May 5, 2003

Whitelegg studies lives of flight attendants

By Elizabeth Kurylo

Jetting off to Paris, Tokyo or Rio de Janeiro is not as glamorous as one might think, especially if the 777 is your workplace and your children need you at home. Even if the flight “only” goes across the country, rather than around the world, flight attendants with families carry a heavy burden.

This burden was laid bare at a recent colloquium sponsored by the Center for Myth and Ritual in American Life (MARIAL). Seven current and former flight attendants, most of whom have children, described their work schedules as flexible and manageable, but most admitted that being away from home for several days at a time is difficult. And they all yearned for the flexibility in scheduling that sometimes is years away.

“Seniority is the be-all and end-all of being a flight attendant,” said Drew Whitelegg, a postdoctoral fellow at MARIAL who is studying the family lives of flight attendants. “If you’ve got seniority, you’ve got more control of your work time.”

Every month, flight attendants “bid” on which flights they want to work, with the goal of flying at least 50 hours per month, depending on the airline. Those employees with the most seniority get first choice. Many people with children at home try to work weekends so they can be at home during the week and their spouses can watch the children while they are gone. Others try to fly “turnaround” from one city and back to the base—perhaps Atlanta to New York—twice a day, effectively giving them a 9-to-5 work shift.

The structure of their work time is very different from most traditional working parents, Whitelegg said. To log their minimum flight time, for instance, a flight attendant might fly three weekends a month, leaving the spouse—who works during the week—to care for the children on the weekends. “It’s classic shift work, and they are tag-team parenting,” Whitelegg said.

Those who spoke during the MARIAL panel discussion talked about the stress of being away from home for days at a time. Individuals with more than one child struggle to spend an equal amount of time with each; some try to build a work schedule around the activities of one child one month—a soccer game, perhaps—and then focus on the other child, who might be in a school play, the next month. Inevitably, someone feels left out, and parents feel guilty about not being seen as active in the lives of their children.

Still, although many flight attendants feel guilty about leaving their children, others “view it as a vacation,” according to one. And some experience a bit of both.

“I have friends who will never quit because it’s their saving grace,” said a woman who did quit after the birth of her second child. “A lot of flight attendants say they go to work to rest—being away from home is their alone time. For parents, there is no rest at home, but flight attendants have hours alone in a hotel room. They can lock the door. There are no little creatures bothering them. They don’t have to clean.” Another woman agreed, adding, “When we’re home, we’re 100 percent home.”

Understandably, the terror attacks of Sept. 11 cast a pall on the routines and rituals of the work flight attendants do. Before 9/11, they focused on customer service, making sure passengers were comfortable and happy during their flight.

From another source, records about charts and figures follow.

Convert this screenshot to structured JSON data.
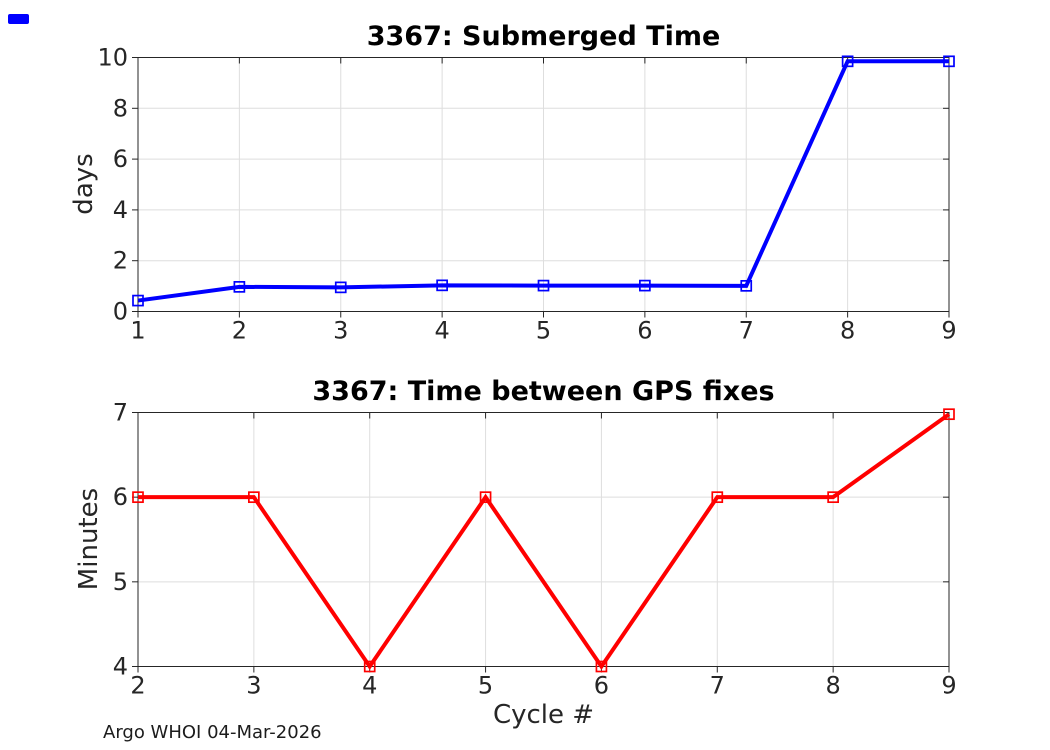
{
  "figure": {
    "footer": "Argo WHOI 04-Mar-2026",
    "background": "#ffffff",
    "axis_color": "#262626",
    "grid_color": "#dedede",
    "tag_color": "#0000ff"
  },
  "chart_data": [
    {
      "type": "line",
      "title": "3367: Submerged Time",
      "xlabel": "",
      "ylabel": "days",
      "x": [
        1,
        2,
        3,
        4,
        5,
        6,
        7,
        8,
        9
      ],
      "y": [
        0.43,
        0.97,
        0.95,
        1.03,
        1.02,
        1.02,
        1.01,
        9.85,
        9.85
      ],
      "xlim": [
        1,
        9
      ],
      "ylim": [
        0,
        10
      ],
      "xticks": [
        1,
        2,
        3,
        4,
        5,
        6,
        7,
        8,
        9
      ],
      "yticks": [
        0,
        2,
        4,
        6,
        8,
        10
      ],
      "series_color": "#0000ff",
      "marker": "open-square",
      "grid": true,
      "legend": "none"
    },
    {
      "type": "line",
      "title": "3367: Time between GPS fixes",
      "xlabel": "Cycle #",
      "ylabel": "Minutes",
      "x": [
        2,
        3,
        4,
        5,
        6,
        7,
        8,
        9
      ],
      "y": [
        6,
        6,
        4,
        6,
        4,
        6,
        6,
        6.98
      ],
      "xlim": [
        2,
        9
      ],
      "ylim": [
        4,
        7
      ],
      "xticks": [
        2,
        3,
        4,
        5,
        6,
        7,
        8,
        9
      ],
      "yticks": [
        4,
        5,
        6,
        7
      ],
      "series_color": "#ff0000",
      "marker": "open-square",
      "grid": true,
      "legend": "none"
    }
  ]
}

“That’s all changed,” one said. “We have a new game face; we don’t have time for customer service. Now it’s like, ‘What’s in the bag?’ And we have to look at behaviors that are suspicious.” Their families, too, are struggling with their own fears of flying.

“I think there was a lot of soul-searching and conversations within families of flight attendants after the attacks,” said Whitelegg, adding he has been told of at least one child who hid his mother’s uniform because he didn’t want her to fly after 9/11.

Many flight attendants decided to keep flying, because their families need the income or benefits, “but the job itself has definitely changed.” As one flight attendant on the panel said, “I have to say I love you to my family when I go to work, because if my plane goes down, I have to know emotionally that I did that. It’s got to be OK.”

In addition, the economic fallout of Sept. 11 has led to major wage and job cuts in the airline industry, creating uncertainties about the future. “Many airlines are trying to get rid of older workers through layoffs and early retirement. Some are trying to change the pension structure,” Whitelegg said.

And as airlines reduce their flight schedules, lay off workers and close bases, every aspect of working life is affected, Whitelegg said. Flight attendants with seniority at a base that is closing may choose to relocate or commute to another base. They take their seniority with them, which affects the schedules of every other flight attendant at the base to which they move. “The impact of this on family life is great,” Whitelegg said.

And until the economy begins to recover, uncertainty will remain for the families of flight attendants, who no longer navigate friendly skies.